Resource: How long is now?
How we measure time is essential for how we monitor progress. Lots of things are happening now, but they’re happening at a scale that’s big or small for us to notice in the present moment. Tiny and undectable changes in the present can lead to massively good or dramatically bad results in the future. What are your tiny happenings and how are they affecting your trajectory?
“Often, people who are happier or more effective than we are are merely seeing things in a different (and more appropriate) time window.”
“Yes, that dog is moving, but not that tree. Plants don’t move. Well, yes, they actually do. Trees grow and then they decay. It’s just that we can’t see it happening now. It happens over a longer span. Which means it is happening now, just not in a way that matches our frame.”

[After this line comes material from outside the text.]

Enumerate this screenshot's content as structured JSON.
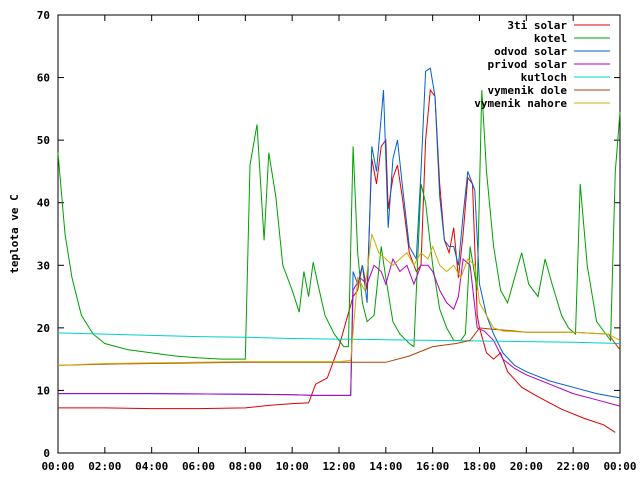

“Getting our time scale right is essential. It affects how we perceive the growth of our organization, or the changes in our planet. It changes the way we invest in education and how we react or respond to the news media.”
“ Dash’s Twitch: It turns out that the insanely stressful ticker that the New York Times had on their home page on election night, the one that kept flicking back and forth, taunting everyone who saw it, was actually using “real-time” data that only updated a few times a minute. Which means that the twitch was faked. Yes, the data was moving over time, but it wasn’t moving now. If our now gets short enough, everything is a twitch. And twitches, while engaging, aren’t particularly useful or productive.”